I listened in to an interesting webinar last night, organised by Epoq legal, the title of which was ‘Brands won’t kill law firms, customers will’. Joining Epoq’s representative, Jon Busby, were Michael Scutt and Amanda Bancroft. Michael’s day job is as a partner at City firm Dale, Langley & Co but he is also a well-known commentator on issues thrown up by the Legal Services Act (his blog can be found at http://troubleahead.co.uk/feed/) and other issues in the legal services market such as the increasing use of technology. Amanda Bancroft is a former barrister who now works as a digital strategist creating strategies and tools for the legal and pharma worlds.
The main focus for the webinar (not surprisingly, bearing in mind it was organised by a pioneer of online legal solutions) was the move towards online legal advice. Much of the discussion centred around the extent to which the legal market was prepared for the inevitable shift towards web-based delivery of legal services, the extent to which this should and might take place, and the drivers for it.
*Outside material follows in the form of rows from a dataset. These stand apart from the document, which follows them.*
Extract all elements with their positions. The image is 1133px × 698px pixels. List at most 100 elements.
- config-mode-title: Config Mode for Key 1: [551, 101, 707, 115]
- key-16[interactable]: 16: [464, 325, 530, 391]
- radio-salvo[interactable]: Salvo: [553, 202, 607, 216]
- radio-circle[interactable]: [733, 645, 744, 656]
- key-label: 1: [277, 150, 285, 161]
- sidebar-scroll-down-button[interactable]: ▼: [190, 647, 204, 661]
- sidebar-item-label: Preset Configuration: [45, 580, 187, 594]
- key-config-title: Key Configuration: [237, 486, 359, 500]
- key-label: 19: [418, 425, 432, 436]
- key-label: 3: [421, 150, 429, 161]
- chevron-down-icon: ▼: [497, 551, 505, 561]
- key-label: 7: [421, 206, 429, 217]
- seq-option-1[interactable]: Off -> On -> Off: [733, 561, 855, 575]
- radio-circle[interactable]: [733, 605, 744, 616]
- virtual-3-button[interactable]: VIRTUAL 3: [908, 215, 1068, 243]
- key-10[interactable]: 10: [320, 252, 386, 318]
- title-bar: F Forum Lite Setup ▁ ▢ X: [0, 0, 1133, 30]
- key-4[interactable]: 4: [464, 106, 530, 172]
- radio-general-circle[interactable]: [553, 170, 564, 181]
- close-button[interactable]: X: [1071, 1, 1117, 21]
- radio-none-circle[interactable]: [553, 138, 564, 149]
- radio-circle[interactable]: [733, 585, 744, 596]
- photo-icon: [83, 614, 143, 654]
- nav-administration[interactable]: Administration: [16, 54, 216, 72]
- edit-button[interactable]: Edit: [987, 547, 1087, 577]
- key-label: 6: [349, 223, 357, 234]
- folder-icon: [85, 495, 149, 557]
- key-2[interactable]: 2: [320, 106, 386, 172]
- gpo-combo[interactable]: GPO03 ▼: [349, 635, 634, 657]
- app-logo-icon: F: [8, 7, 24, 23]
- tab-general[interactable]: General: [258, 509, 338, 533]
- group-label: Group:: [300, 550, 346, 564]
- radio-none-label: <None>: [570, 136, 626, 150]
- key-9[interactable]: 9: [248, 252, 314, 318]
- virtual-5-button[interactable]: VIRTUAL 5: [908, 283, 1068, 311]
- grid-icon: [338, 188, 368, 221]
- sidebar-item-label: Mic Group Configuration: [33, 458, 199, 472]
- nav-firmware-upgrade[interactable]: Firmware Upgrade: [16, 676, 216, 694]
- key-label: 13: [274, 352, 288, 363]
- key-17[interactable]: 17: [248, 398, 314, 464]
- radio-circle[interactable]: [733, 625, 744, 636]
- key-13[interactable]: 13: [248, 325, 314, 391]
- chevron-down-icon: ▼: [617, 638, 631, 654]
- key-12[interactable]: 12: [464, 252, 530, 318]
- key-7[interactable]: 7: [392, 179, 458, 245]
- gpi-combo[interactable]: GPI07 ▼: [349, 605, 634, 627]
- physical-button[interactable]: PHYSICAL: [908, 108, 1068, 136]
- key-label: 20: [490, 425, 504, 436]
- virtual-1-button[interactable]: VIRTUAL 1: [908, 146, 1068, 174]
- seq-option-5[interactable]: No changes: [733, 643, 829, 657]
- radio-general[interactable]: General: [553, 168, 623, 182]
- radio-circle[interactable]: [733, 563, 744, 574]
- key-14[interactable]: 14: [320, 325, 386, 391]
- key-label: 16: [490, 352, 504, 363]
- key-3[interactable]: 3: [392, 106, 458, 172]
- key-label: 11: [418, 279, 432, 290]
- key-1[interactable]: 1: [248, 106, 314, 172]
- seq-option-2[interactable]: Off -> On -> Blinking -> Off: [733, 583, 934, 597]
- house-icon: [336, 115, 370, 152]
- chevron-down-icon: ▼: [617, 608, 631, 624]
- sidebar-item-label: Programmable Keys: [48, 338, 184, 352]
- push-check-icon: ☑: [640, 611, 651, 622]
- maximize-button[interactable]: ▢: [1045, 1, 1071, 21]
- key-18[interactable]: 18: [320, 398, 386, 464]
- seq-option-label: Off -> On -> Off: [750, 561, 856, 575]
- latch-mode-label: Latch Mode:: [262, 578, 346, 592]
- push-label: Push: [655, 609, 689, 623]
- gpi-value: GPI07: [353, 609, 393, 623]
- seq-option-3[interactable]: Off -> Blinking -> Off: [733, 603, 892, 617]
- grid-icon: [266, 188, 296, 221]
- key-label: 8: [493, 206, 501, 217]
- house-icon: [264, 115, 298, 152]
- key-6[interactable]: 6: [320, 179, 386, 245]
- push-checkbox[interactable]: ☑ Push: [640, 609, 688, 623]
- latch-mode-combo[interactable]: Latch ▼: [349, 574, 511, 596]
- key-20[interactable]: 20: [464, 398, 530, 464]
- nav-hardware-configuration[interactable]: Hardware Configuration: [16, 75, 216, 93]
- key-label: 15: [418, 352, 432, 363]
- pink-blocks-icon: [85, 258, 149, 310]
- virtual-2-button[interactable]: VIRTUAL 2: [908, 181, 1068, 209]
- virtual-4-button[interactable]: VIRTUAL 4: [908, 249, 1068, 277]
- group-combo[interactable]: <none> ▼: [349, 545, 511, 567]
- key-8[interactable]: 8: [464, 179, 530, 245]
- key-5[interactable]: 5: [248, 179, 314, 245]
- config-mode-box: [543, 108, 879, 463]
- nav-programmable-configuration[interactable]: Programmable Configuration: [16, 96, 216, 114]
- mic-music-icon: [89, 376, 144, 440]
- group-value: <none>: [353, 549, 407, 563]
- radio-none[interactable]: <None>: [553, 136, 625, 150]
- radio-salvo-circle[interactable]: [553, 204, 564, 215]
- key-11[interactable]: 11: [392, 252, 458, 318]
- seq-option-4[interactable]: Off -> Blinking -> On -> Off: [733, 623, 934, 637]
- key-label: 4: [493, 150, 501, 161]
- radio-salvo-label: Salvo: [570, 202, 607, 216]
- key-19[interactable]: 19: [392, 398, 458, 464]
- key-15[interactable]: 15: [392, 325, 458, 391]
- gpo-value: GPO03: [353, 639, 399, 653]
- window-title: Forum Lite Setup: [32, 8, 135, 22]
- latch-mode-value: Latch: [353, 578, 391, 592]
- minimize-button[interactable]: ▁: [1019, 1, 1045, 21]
Amongst various issues discussed, three stood out. First was Amanda’s contention that there is a very prevalent misconception amongst the legal profession at the moment that online provision of services is necessarily of a lower quality than face-to-face provision. Amanda argued that there is no reason why lawyers cannot provide quality service using digital formats. This led into discussion about the mix, or blend, between online services and face-to-face services. One school of thought is that the online part of the package should be limited to the data capture side of things, whereas the high value, ‘intellectual’ advice should still be given face-to-face. Amanda’s argument was that online provision should not be limited to that level of advice/work, but that as more and more clients are happy to, and indeed expect to, sit in front of a computer screen and access information and advice, the scale of legal services provided in that way should consequently move on and up. During the webinar the report from Peppermint Technology Limited, published in October and purporting to show what clients really want from their lawyers, was mentioned. These figures have been bandied round the legal press, but it is worth noting them again – 96% of businesses surveyed wanted to have the option to communicate with their legal adviser online, and 81% of consumers surveyed were in favour of out of hours services.
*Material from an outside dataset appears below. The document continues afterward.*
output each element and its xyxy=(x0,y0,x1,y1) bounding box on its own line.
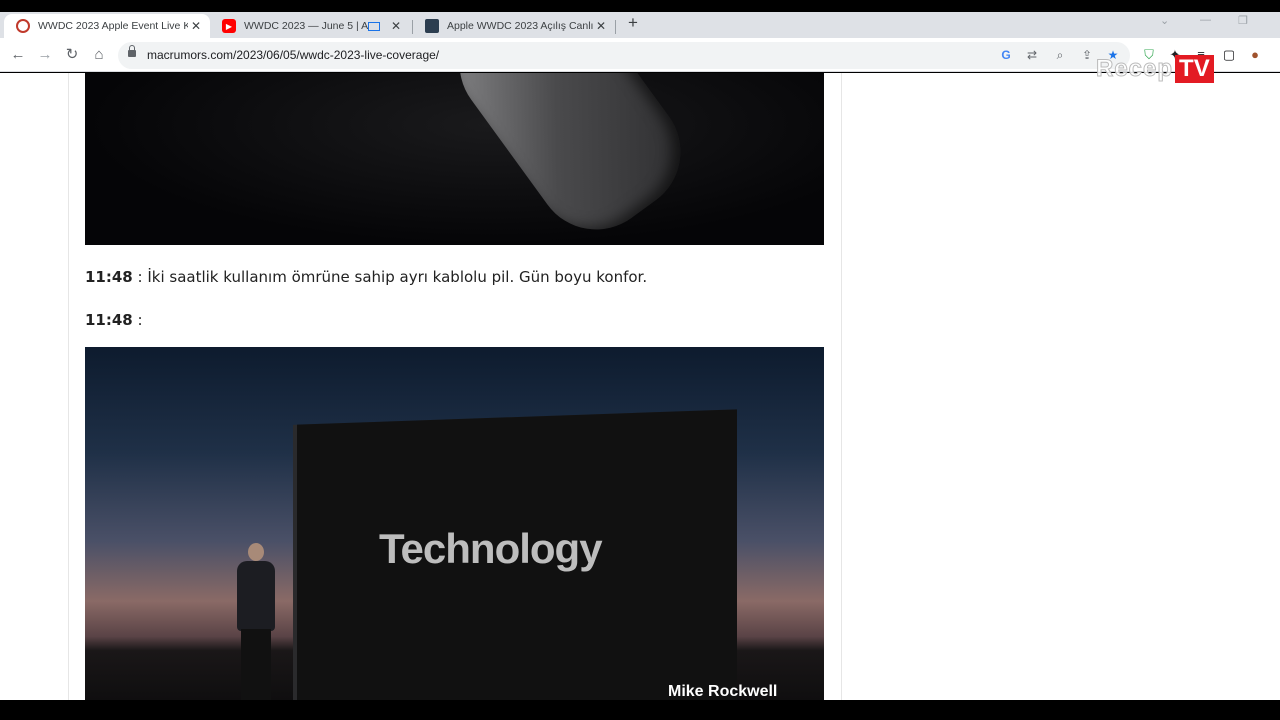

The second interesting point related to data capture and mining, and how far behind the curve law firms are on this. With sites such as comparethemarket.com, and moneysupermarket.com, consumers are becoming more familiar with these kind of activities and view them as necessary and even useful, whilst lawyers still see them as disengaging and offputting. Consumers have already been educated in this type of activity, and lawyers should try and benefit from this.
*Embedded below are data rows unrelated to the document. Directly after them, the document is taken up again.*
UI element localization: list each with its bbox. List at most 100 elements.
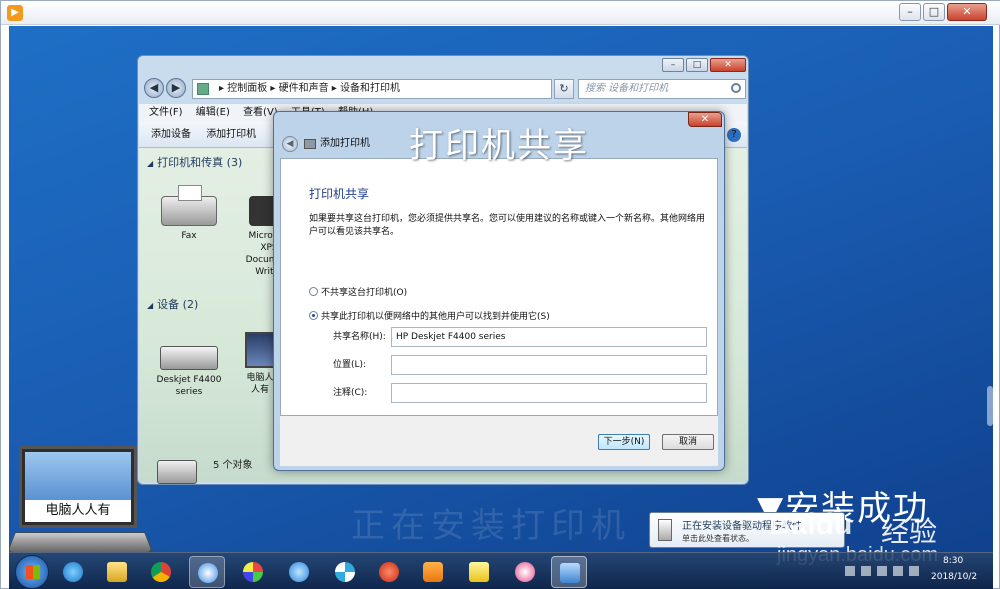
dialog-close-button[interactable]: ✕ xyxy=(688,112,722,127)
dialog-body: 打印机共享 如果要共享这台打印机，您必须提供共享名。您可以使用建议的名称或键入一… xyxy=(280,158,718,416)
device-icon xyxy=(658,519,672,541)
comment-label: 注释(C): xyxy=(333,388,368,398)
pinwheel-taskbar-button[interactable] xyxy=(327,556,363,588)
play-icon: ▶ xyxy=(7,5,23,21)
comment-input[interactable] xyxy=(391,383,707,403)
taskbar: 8:30 2018/10/2 xyxy=(9,552,993,589)
add-printer-button[interactable]: 添加打印机 xyxy=(206,122,256,148)
summary-printer xyxy=(153,448,201,488)
devices-group-label: 设备 (2) xyxy=(157,298,199,311)
location-input[interactable] xyxy=(391,355,707,375)
no-share-option[interactable]: 不共享这台打印机(O) xyxy=(309,287,407,299)
printer-icon xyxy=(157,460,197,484)
player-taskbar-button[interactable] xyxy=(415,556,451,588)
printers-group-header[interactable]: ◢ 打印机和传真 (3) xyxy=(147,154,242,170)
radio-label: 共享此打印机以便网络中的其他用户可以找到并使用它(S) xyxy=(321,312,550,322)
paint-icon xyxy=(243,562,263,582)
devices-group-header[interactable]: ◢ 设备 (2) xyxy=(147,296,198,312)
fax-device[interactable]: Fax xyxy=(153,182,225,242)
dialog-title: 添加打印机 xyxy=(320,138,370,149)
share-option[interactable]: 共享此打印机以便网络中的其他用户可以找到并使用它(S) xyxy=(309,311,550,323)
browser-icon xyxy=(289,562,309,582)
scanner-icon xyxy=(160,346,218,370)
logo-screen: 电脑人人有 xyxy=(19,446,137,528)
tray-arrow-icon[interactable] xyxy=(845,566,855,576)
tray-volume-icon[interactable] xyxy=(909,566,919,576)
refresh-button[interactable]: ↻ xyxy=(554,79,574,99)
deskjet-device[interactable]: Deskjet F4400 series xyxy=(153,332,225,398)
device-label: Deskjet F4400 series xyxy=(156,375,222,397)
cancel-button[interactable]: 取消 xyxy=(662,434,714,450)
back-button[interactable]: ◀ xyxy=(144,78,164,98)
player-titlebar: ▶ – □ ✕ xyxy=(1,1,1000,25)
explorer-taskbar-button[interactable] xyxy=(99,556,135,588)
app-taskbar-button[interactable] xyxy=(189,556,225,588)
control-panel-icon xyxy=(560,563,580,583)
minimize-button[interactable]: – xyxy=(899,3,921,21)
paint-taskbar-button[interactable] xyxy=(235,556,271,588)
computer-device[interactable]: 电脑人人有 xyxy=(243,332,277,396)
menu-file[interactable]: 文件(F) xyxy=(149,104,183,122)
printer-icon xyxy=(304,139,316,149)
watermark-text: 正在安装打印机 xyxy=(351,506,631,546)
folder-icon xyxy=(107,562,127,582)
forward-button[interactable]: ▶ xyxy=(166,78,186,98)
caption-title: 打印机共享 xyxy=(409,126,589,166)
baidu-logo: Baidu xyxy=(769,508,853,541)
maximize-button[interactable]: □ xyxy=(923,3,945,21)
add-device-button[interactable]: 添加设备 xyxy=(151,122,191,148)
notes-taskbar-button[interactable] xyxy=(461,556,497,588)
location-label: 位置(L): xyxy=(333,360,367,370)
video-player-icon xyxy=(423,562,443,582)
explorer-close-button[interactable]: ✕ xyxy=(710,58,746,72)
breadcrumb-item[interactable]: 设备和打印机 xyxy=(340,83,400,94)
search-input[interactable]: 搜索 设备和打印机 xyxy=(578,79,746,99)
share-name-label: 共享名称(H): xyxy=(333,332,386,342)
dialog-description: 如果要共享这台打印机，您必须提供共享名。您可以使用建议的名称或键入一个新名称。其… xyxy=(309,214,706,237)
ie-taskbar-button[interactable] xyxy=(55,556,91,588)
object-count: 5 个对象 xyxy=(213,460,253,471)
dialog-footer: 下一步(N) 取消 xyxy=(280,416,718,466)
channel-logo: 电脑人人有 xyxy=(9,446,154,558)
browser-taskbar-button[interactable] xyxy=(281,556,317,588)
share-name-input[interactable]: HP Deskjet F4400 series xyxy=(391,327,707,347)
breadcrumb-item[interactable]: 硬件和声音 xyxy=(279,83,329,94)
notes-icon xyxy=(469,562,489,582)
chat-icon xyxy=(515,562,535,582)
tray-signal-icon[interactable] xyxy=(893,566,903,576)
device-label: Fax xyxy=(181,231,197,241)
tray-flag-icon[interactable] xyxy=(861,566,871,576)
internet-explorer-icon xyxy=(63,562,83,582)
chrome-taskbar-button[interactable] xyxy=(143,556,179,588)
dialog-back-button[interactable]: ◀ xyxy=(282,136,298,152)
close-button[interactable]: ✕ xyxy=(947,3,987,21)
control-panel-icon xyxy=(197,83,209,95)
chat-taskbar-button[interactable] xyxy=(507,556,543,588)
explorer-maximize-button[interactable]: □ xyxy=(686,58,708,72)
logo-keyboard xyxy=(9,532,154,554)
printers-group-label: 打印机和传真 (3) xyxy=(157,156,243,169)
scroll-handle[interactable] xyxy=(987,386,993,426)
breadcrumb-item[interactable]: 控制面板 xyxy=(227,83,267,94)
desktop: 正在安装打印机 – □ ✕ ◀ ▶ ▸ 控制面板 ▸ 硬件和声音 ▸ 设备和打印… xyxy=(9,26,993,589)
chrome-icon xyxy=(151,562,171,582)
breadcrumb: ▸ 控制面板 ▸ 硬件和声音 ▸ 设备和打印机 xyxy=(219,83,400,94)
app-icon xyxy=(198,563,218,583)
clock-date[interactable]: 2018/10/2 xyxy=(931,572,977,582)
radio-button-selected[interactable] xyxy=(309,311,318,320)
help-icon[interactable]: ? xyxy=(727,128,741,142)
address-bar[interactable]: ▸ 控制面板 ▸ 硬件和声音 ▸ 设备和打印机 ▼ xyxy=(192,79,552,99)
radio-button[interactable] xyxy=(309,287,318,296)
app2-taskbar-button[interactable] xyxy=(371,556,407,588)
menu-edit[interactable]: 编辑(E) xyxy=(196,104,230,122)
start-button[interactable] xyxy=(15,555,49,589)
laptop-icon xyxy=(245,332,275,368)
pinwheel-icon xyxy=(335,562,355,582)
next-button[interactable]: 下一步(N) xyxy=(598,434,650,450)
control-panel-taskbar-button[interactable] xyxy=(551,556,587,588)
dialog-heading: 打印机共享 xyxy=(309,187,370,201)
player-window: ▶ – □ ✕ 正在安装打印机 – □ ✕ ◀ ▶ ▸ 控制面板 ▸ 硬件和声音… xyxy=(0,0,1000,589)
explorer-minimize-button[interactable]: – xyxy=(662,58,684,72)
clock-time[interactable]: 8:30 xyxy=(943,556,963,566)
tray-network-icon[interactable] xyxy=(877,566,887,576)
The third interesting point related to which way round law firms approach the issue of technology and online advice. Is the ultimate driver what the client thinks is appropriate, or what the solicitor thinks is appropriate? Jon Busby made the point that the fundamental principle behind Apple’s success is that they always put the customer at the centre. We all know of law firms who have spent lots of time and money taking steps that they think the client wants, which are not then taken up by clients as in fact the clients didn't want them in the first place. A survey done for one firm was mentioned, where the lawyers were asked what they thought was important to their clients, and clients were asked what was in fact important to them. Pretty much opposing responses were received, with for example the lawyers putting ‘good drafting’ very high up and ‘staying in touch with the client’ very low down, and the clients doing the opposite.
With all of this comes the important caveat that many lawyers are so busy doing their day-jobs and keeping on top of their work, that they haven’t got the time to consider let alone strategise about these types of issues. However, it is vital that they do, as the online juggernaut will not be stopped and in order for many firms to survive they need to take up space in this market rather than leaving it exslusively to the technology companies.